I now have a space heater in the room where I write things and play the APBA baseball replay. I keep it on the lower setting so it won't ever shut off, and I place it right next to me. I may catch on fire, but at least I won't be a-shiverin'.

This week, our temperatures in the balmy south will drop into the single digits and when factoring in the wind chill — the mathematical formula that allows people to complain even more about the frigid temps by considering the wind speeds and what would happen if you stood outside buck-ass naked — it'll dip below zero.

Crank up that space heater!

I've also got one at work. I am a bureau reporter for a newspaper and have a small office downtown near the courthouse. The windows in the archaic building where I'm in face north and west — the directions where the colder winds come from. So, I'm chilly there as well.

I used to handle the cold well. I never wear long-sleeved shirts and I sport a thinner jacket during the winters. The locals claim cold here is worse than, say, the North Dakota plains during an Arctic blast because it's a “wetter cold.” Yeah, and those people who freeze to death while walking to their mailbox in Fargo are apparently blocks of “dry” ice, I suppose.

When I was a kid in Bemidji, Minn., we'd go outside and play when it was 20 below. That's 20 marks below the zero and it doesn't include any wind chill. I remember walking to school on days when the chill factor dipped to 50 or 60 below, so this near zero stuff ain't much in comparison.

But, I'm still cold.

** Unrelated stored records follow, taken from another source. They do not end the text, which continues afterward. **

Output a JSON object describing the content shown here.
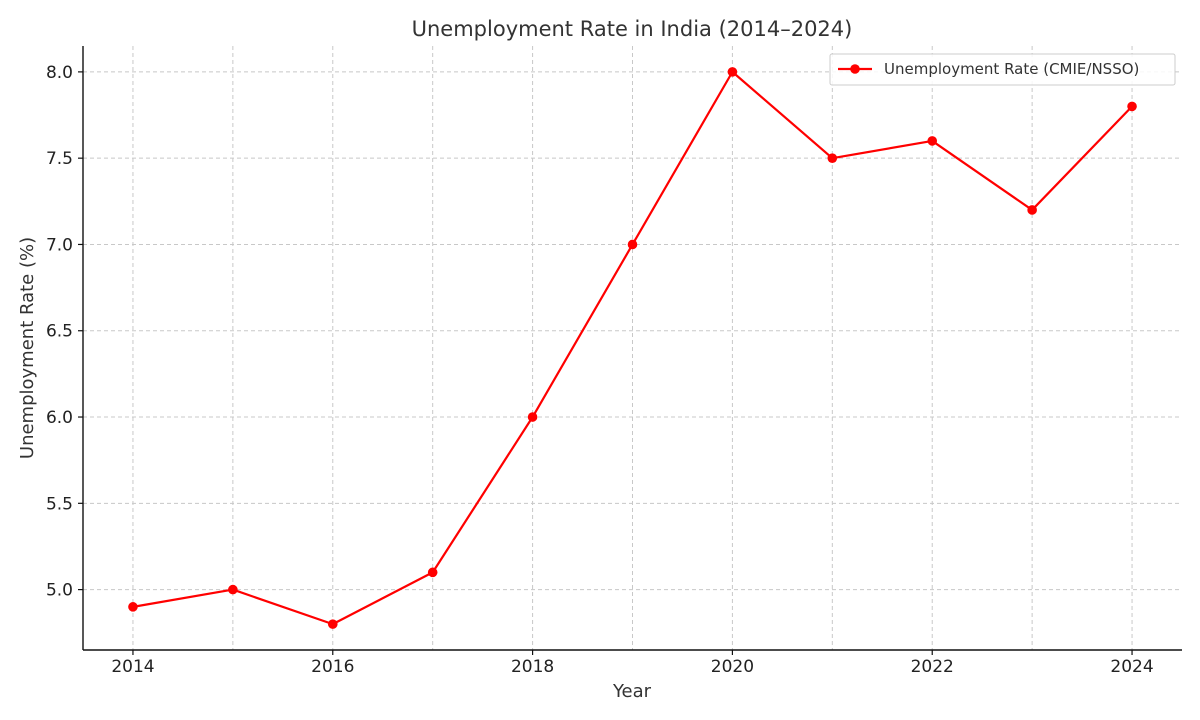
{
  "chart_data": {
    "type": "line",
    "title": "Unemployment Rate in India (2014–2024)",
    "xlabel": "Year",
    "ylabel": "Unemployment Rate (%)",
    "x": [
      2014,
      2015,
      2016,
      2017,
      2018,
      2019,
      2020,
      2021,
      2022,
      2023,
      2024
    ],
    "series": [
      {
        "name": "Unemployment Rate (CMIE/NSSO)",
        "values": [
          4.9,
          5.0,
          4.8,
          5.1,
          6.0,
          7.0,
          8.0,
          7.5,
          7.6,
          7.2,
          7.8
        ],
        "color": "#ff0000",
        "marker": "circle"
      }
    ],
    "xlim": [
      2013.5,
      2024.5
    ],
    "ylim": [
      4.65,
      8.15
    ],
    "xticks": [
      2014,
      2016,
      2018,
      2020,
      2022,
      2024
    ],
    "xtick_labels": [
      "2014",
      "2016",
      "2018",
      "2020",
      "2022",
      "2024"
    ],
    "yticks": [
      5.0,
      5.5,
      6.0,
      6.5,
      7.0,
      7.5,
      8.0
    ],
    "ytick_labels": [
      "5.0",
      "5.5",
      "6.0",
      "6.5",
      "7.0",
      "7.5",
      "8.0"
    ],
    "x_gridlines": [
      2014,
      2015,
      2016,
      2017,
      2018,
      2019,
      2020,
      2021,
      2022,
      2023,
      2024
    ],
    "grid": true,
    "grid_style": "dashed",
    "legend": "top-right"
  }
}
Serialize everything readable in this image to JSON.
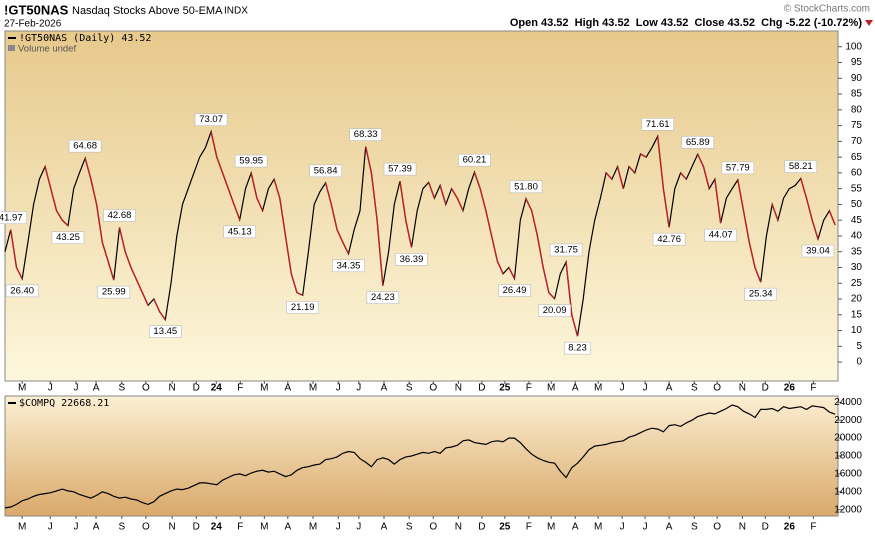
{
  "header": {
    "symbol": "!GT50NAS",
    "name": "Nasdaq Stocks Above 50-EMA",
    "exchange": "INDX",
    "date": "27-Feb-2026",
    "copyright": "© StockCharts.com",
    "quote": "Open 43.52  High 43.52  Low 43.52  Close 43.52  Chg -5.22 (-10.72%)"
  },
  "chart_data": [
    {
      "type": "line",
      "legend": "!GT50NAS (Daily) 43.52",
      "note": "Volume undef",
      "color": "#000000",
      "down_color": "#c0202a",
      "background": [
        "#e7c98c",
        "#fdf7dc"
      ],
      "xlim": [
        0,
        145.5
      ],
      "ylim": [
        -6,
        105
      ],
      "yticks": [
        0,
        5,
        10,
        15,
        20,
        25,
        30,
        35,
        40,
        45,
        50,
        55,
        60,
        65,
        70,
        75,
        80,
        85,
        90,
        95,
        100
      ],
      "xticks": [
        {
          "value": 3,
          "label": "M"
        },
        {
          "value": 7.9,
          "label": "J"
        },
        {
          "value": 12.4,
          "label": "J"
        },
        {
          "value": 15.9,
          "label": "A"
        },
        {
          "value": 20.4,
          "label": "S"
        },
        {
          "value": 24.6,
          "label": "O"
        },
        {
          "value": 29.2,
          "label": "N"
        },
        {
          "value": 33.4,
          "label": "D"
        },
        {
          "value": 36.9,
          "label": "24"
        },
        {
          "value": 41.1,
          "label": "F"
        },
        {
          "value": 45.3,
          "label": "M"
        },
        {
          "value": 49.4,
          "label": "A"
        },
        {
          "value": 53.8,
          "label": "M"
        },
        {
          "value": 58.2,
          "label": "J"
        },
        {
          "value": 61.8,
          "label": "J"
        },
        {
          "value": 66.2,
          "label": "A"
        },
        {
          "value": 70.6,
          "label": "S"
        },
        {
          "value": 74.8,
          "label": "O"
        },
        {
          "value": 79.2,
          "label": "N"
        },
        {
          "value": 83.3,
          "label": "D"
        },
        {
          "value": 87.3,
          "label": "25"
        },
        {
          "value": 91.5,
          "label": "F"
        },
        {
          "value": 95.4,
          "label": "M"
        },
        {
          "value": 99.6,
          "label": "A"
        },
        {
          "value": 103.6,
          "label": "M"
        },
        {
          "value": 107.8,
          "label": "J"
        },
        {
          "value": 111.8,
          "label": "J"
        },
        {
          "value": 116,
          "label": "A"
        },
        {
          "value": 120.4,
          "label": "S"
        },
        {
          "value": 124.4,
          "label": "O"
        },
        {
          "value": 128.8,
          "label": "N"
        },
        {
          "value": 132.8,
          "label": "D"
        },
        {
          "value": 137,
          "label": "26"
        },
        {
          "value": 141.2,
          "label": "F"
        }
      ],
      "values": [
        35,
        41.97,
        30,
        26.4,
        38,
        50,
        58,
        62,
        55,
        48,
        45,
        43.25,
        55,
        60,
        64.68,
        58,
        50,
        38,
        32,
        25.99,
        42.68,
        35,
        30,
        26,
        22,
        18,
        20,
        16,
        13.45,
        25,
        40,
        50,
        55,
        60,
        65,
        68,
        73.07,
        65,
        60,
        55,
        50,
        45.13,
        55,
        59.95,
        52,
        48,
        55,
        58,
        52,
        40,
        28,
        22,
        21.19,
        35,
        50,
        54,
        56.84,
        50,
        42,
        38,
        34.35,
        42,
        48,
        68.33,
        60,
        45,
        24.23,
        35,
        50,
        57.39,
        45,
        36.39,
        48,
        55,
        57,
        52,
        56,
        50,
        55,
        52,
        48,
        55,
        60.21,
        55,
        48,
        40,
        32,
        28,
        30,
        26.49,
        45,
        51.8,
        48,
        40,
        30,
        22,
        20.09,
        28,
        31.75,
        15,
        8.23,
        20,
        35,
        45,
        52,
        60,
        58,
        62,
        55,
        62,
        60,
        66,
        65,
        68,
        71.61,
        55,
        42.76,
        55,
        60,
        58,
        62,
        65.89,
        62,
        55,
        58,
        44.07,
        52,
        55,
        57.79,
        48,
        38,
        30,
        25.34,
        40,
        50,
        45,
        52,
        55,
        56,
        58.21,
        52,
        45,
        39.04,
        45,
        48,
        43.52
      ],
      "value_labels": [
        null,
        "41.97",
        null,
        "26.40",
        null,
        null,
        null,
        null,
        null,
        null,
        null,
        "43.25",
        null,
        null,
        "64.68",
        null,
        null,
        null,
        null,
        "25.99",
        "42.68",
        null,
        null,
        null,
        null,
        null,
        null,
        null,
        "13.45",
        null,
        null,
        null,
        null,
        null,
        null,
        null,
        "73.07",
        null,
        null,
        null,
        null,
        "45.13",
        null,
        "59.95",
        null,
        null,
        null,
        null,
        null,
        null,
        null,
        null,
        "21.19",
        null,
        null,
        null,
        "56.84",
        null,
        null,
        null,
        "34.35",
        null,
        null,
        "68.33",
        null,
        null,
        "24.23",
        null,
        null,
        "57.39",
        null,
        "36.39",
        null,
        null,
        null,
        null,
        null,
        null,
        null,
        null,
        null,
        null,
        "60.21",
        null,
        null,
        null,
        null,
        null,
        null,
        "26.49",
        null,
        "51.80",
        null,
        null,
        null,
        null,
        "20.09",
        null,
        "31.75",
        null,
        "8.23",
        null,
        null,
        null,
        null,
        null,
        null,
        null,
        null,
        null,
        null,
        null,
        null,
        null,
        "71.61",
        null,
        "42.76",
        null,
        null,
        null,
        null,
        "65.89",
        null,
        null,
        null,
        "44.07",
        null,
        null,
        "57.79",
        null,
        null,
        null,
        "25.34",
        null,
        null,
        null,
        null,
        null,
        null,
        "58.21",
        null,
        null,
        "39.04",
        null,
        null,
        null
      ]
    },
    {
      "type": "line",
      "legend": "$COMPQ 22668.21",
      "color": "#000000",
      "background": [
        "#fcefd3",
        "#d9a96a"
      ],
      "xlim": [
        0,
        145.5
      ],
      "ylim": [
        11300,
        24700
      ],
      "yticks": [
        12000,
        14000,
        16000,
        18000,
        20000,
        22000,
        24000
      ],
      "xticks": [
        {
          "value": 3,
          "label": "M"
        },
        {
          "value": 7.9,
          "label": "J"
        },
        {
          "value": 12.4,
          "label": "J"
        },
        {
          "value": 15.9,
          "label": "A"
        },
        {
          "value": 20.4,
          "label": "S"
        },
        {
          "value": 24.6,
          "label": "O"
        },
        {
          "value": 29.2,
          "label": "N"
        },
        {
          "value": 33.4,
          "label": "D"
        },
        {
          "value": 36.9,
          "label": "24"
        },
        {
          "value": 41.1,
          "label": "F"
        },
        {
          "value": 45.3,
          "label": "M"
        },
        {
          "value": 49.4,
          "label": "A"
        },
        {
          "value": 53.8,
          "label": "M"
        },
        {
          "value": 58.2,
          "label": "J"
        },
        {
          "value": 61.8,
          "label": "J"
        },
        {
          "value": 66.2,
          "label": "A"
        },
        {
          "value": 70.6,
          "label": "S"
        },
        {
          "value": 74.8,
          "label": "O"
        },
        {
          "value": 79.2,
          "label": "N"
        },
        {
          "value": 83.3,
          "label": "D"
        },
        {
          "value": 87.3,
          "label": "25"
        },
        {
          "value": 91.5,
          "label": "F"
        },
        {
          "value": 95.4,
          "label": "M"
        },
        {
          "value": 99.6,
          "label": "A"
        },
        {
          "value": 103.6,
          "label": "M"
        },
        {
          "value": 107.8,
          "label": "J"
        },
        {
          "value": 111.8,
          "label": "J"
        },
        {
          "value": 116,
          "label": "A"
        },
        {
          "value": 120.4,
          "label": "S"
        },
        {
          "value": 124.4,
          "label": "O"
        },
        {
          "value": 128.8,
          "label": "N"
        },
        {
          "value": 132.8,
          "label": "D"
        },
        {
          "value": 137,
          "label": "26"
        },
        {
          "value": 141.2,
          "label": "F"
        }
      ],
      "values": [
        12200,
        12300,
        12600,
        13000,
        13200,
        13500,
        13700,
        13800,
        13900,
        14100,
        14300,
        14100,
        14000,
        13700,
        13500,
        13300,
        13600,
        14000,
        13800,
        13500,
        13300,
        13400,
        13200,
        13100,
        12800,
        12600,
        12900,
        13500,
        13800,
        14100,
        14300,
        14250,
        14400,
        14700,
        15000,
        15000,
        14900,
        14800,
        15300,
        15600,
        15900,
        16000,
        15800,
        16100,
        16300,
        16400,
        16200,
        16300,
        16000,
        15700,
        15900,
        16400,
        16700,
        16800,
        17000,
        17100,
        17600,
        17700,
        17900,
        18300,
        18500,
        18400,
        17700,
        17300,
        16800,
        17600,
        17800,
        17600,
        17100,
        17600,
        17900,
        18000,
        18200,
        18400,
        18300,
        18500,
        18300,
        18900,
        19000,
        19200,
        19700,
        19800,
        19500,
        19400,
        19300,
        19600,
        19700,
        19600,
        20000,
        20000,
        19500,
        18800,
        18200,
        17800,
        17500,
        17300,
        17200,
        16300,
        15600,
        16700,
        17200,
        17900,
        18700,
        19100,
        19200,
        19300,
        19500,
        19600,
        19700,
        20100,
        20300,
        20600,
        20900,
        21100,
        21000,
        20700,
        21400,
        21500,
        21300,
        21700,
        22000,
        22400,
        22600,
        22800,
        22700,
        23000,
        23300,
        23700,
        23500,
        23000,
        22700,
        22300,
        23200,
        23200,
        23300,
        23000,
        23500,
        23300,
        23400,
        23500,
        23200,
        23600,
        23500,
        23400,
        22900,
        22668.21
      ]
    }
  ]
}
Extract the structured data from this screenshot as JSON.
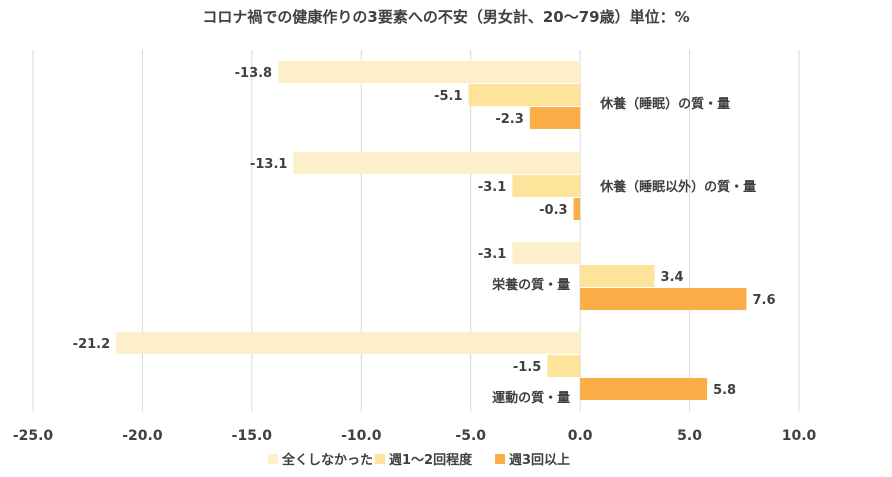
{
  "chart_data": {
    "type": "bar",
    "orientation": "horizontal",
    "title": "コロナ禍での健康作りの3要素への不安（男女計、20～79歳）単位：%",
    "categories": [
      "休養（睡眠）の質・量",
      "休養（睡眠以外）の質・量",
      "栄養の質・量",
      "運動の質・量"
    ],
    "series": [
      {
        "name": "全くしなかった",
        "color": "#fdefc9",
        "values": [
          -13.8,
          -13.1,
          -3.1,
          -21.2
        ]
      },
      {
        "name": "週1～2回程度",
        "color": "#fde49a",
        "values": [
          -5.1,
          -3.1,
          3.4,
          -1.5
        ]
      },
      {
        "name": "週3回以上",
        "color": "#fbad47",
        "values": [
          -2.3,
          -0.3,
          7.6,
          5.8
        ]
      }
    ],
    "value_labels": [
      [
        "-13.8",
        "-13.1",
        "-3.1",
        "-21.2"
      ],
      [
        "-5.1",
        "-3.1",
        "3.4",
        "-1.5"
      ],
      [
        "-2.3",
        "-0.3",
        "7.6",
        "5.8"
      ]
    ],
    "xlim": [
      -25,
      10
    ],
    "xticks": [
      -25,
      -20,
      -15,
      -10,
      -5,
      0,
      5,
      10
    ],
    "xtick_labels": [
      "-25.0",
      "-20.0",
      "-15.0",
      "-10.0",
      "-5.0",
      "0.0",
      "5.0",
      "10.0"
    ],
    "xlabel": "",
    "ylabel": "",
    "grid": true,
    "legend_position": "bottom"
  }
}
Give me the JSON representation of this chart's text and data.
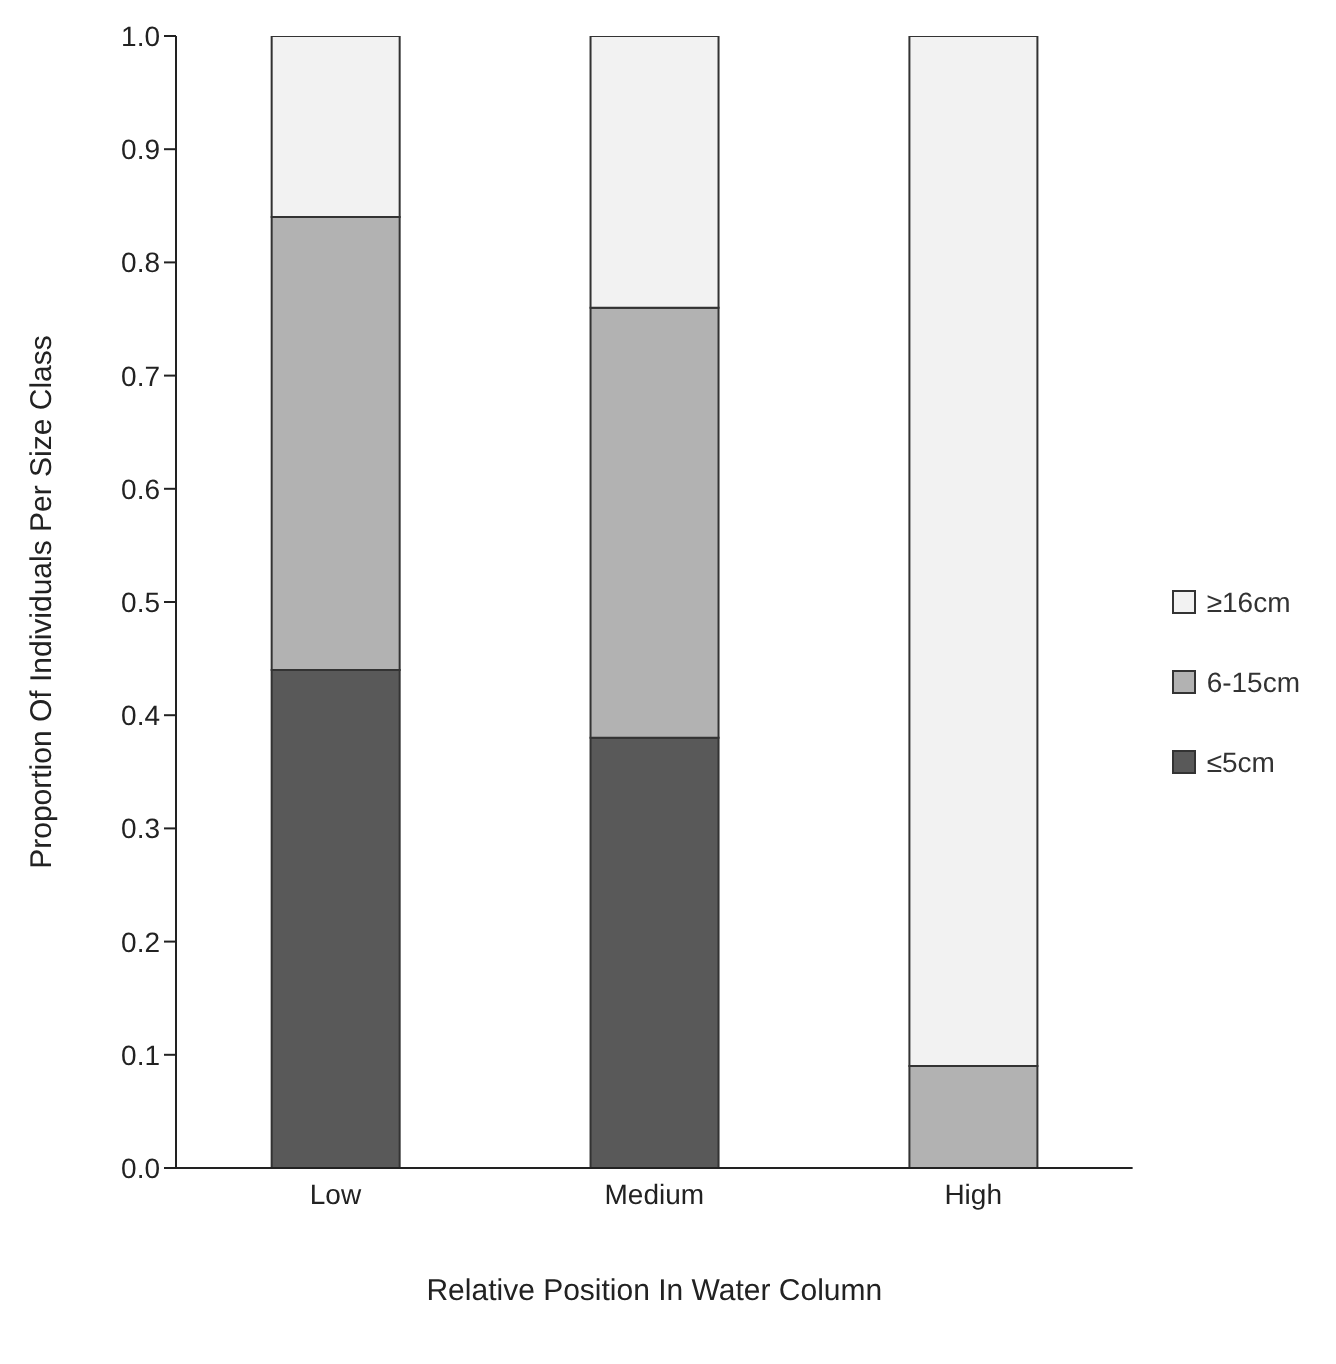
{
  "chart_data": {
    "type": "bar",
    "stacked": true,
    "xlabel": "Relative Position In Water Column",
    "ylabel": "Proportion Of Individuals Per Size Class",
    "categories": [
      "Low",
      "Medium",
      "High"
    ],
    "series": [
      {
        "name": "≤5cm",
        "color": "#595959",
        "values": [
          0.44,
          0.38,
          0
        ]
      },
      {
        "name": "6-15cm",
        "color": "#b2b2b2",
        "values": [
          0.4,
          0.38,
          0.09
        ]
      },
      {
        "name": "≥16cm",
        "color": "#f2f2f2",
        "values": [
          0.16,
          0.24,
          0.91
        ]
      }
    ],
    "ylim": [
      0,
      1
    ],
    "yticks": [
      {
        "value": 0,
        "label": "0.0"
      },
      {
        "value": 0.1,
        "label": "0.1"
      },
      {
        "value": 0.2,
        "label": "0.2"
      },
      {
        "value": 0.3,
        "label": "0.3"
      },
      {
        "value": 0.4,
        "label": "0.4"
      },
      {
        "value": 0.5,
        "label": "0.5"
      },
      {
        "value": 0.6,
        "label": "0.6"
      },
      {
        "value": 0.7,
        "label": "0.7"
      },
      {
        "value": 0.8,
        "label": "0.8"
      },
      {
        "value": 0.9,
        "label": "0.9"
      },
      {
        "value": 1,
        "label": "1.0"
      }
    ],
    "grid": false,
    "legend": "right"
  }
}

I just turned on the space heater and dragged it over while I typed this because thinking of the cold makes me cold.

Maybe it is because I'm older. Something about slower circulation? Less tolerance? More opportunity to gripe? A good friend of mine gave me a fleece blanket to wrap up in while watching television for Christmas this year. Years ago I would have scoffed at such a gift. This year, I greatly appreciate it. I won't resort to that weird Snuggy thing, the cross between a marketing guru's joke and a cult leader's robe, because I'll never get that cold. But I do wrap in the blanket when watching ESPN. If I start knitting or constantly thinking that things were so much better in the days of yore while enwrapped in that thing, I may be in trouble.

I could blame this on my weight loss, too. This past year, I've lost 100 or so pounds. Strip off that much insulation on a house and the rooms get cold, I say.

Whatever the reason is, I've given the cold shoulder to the impending cool in the air as I reach for that on switch for the space heater. Low setting, of course, so it won't ever go off.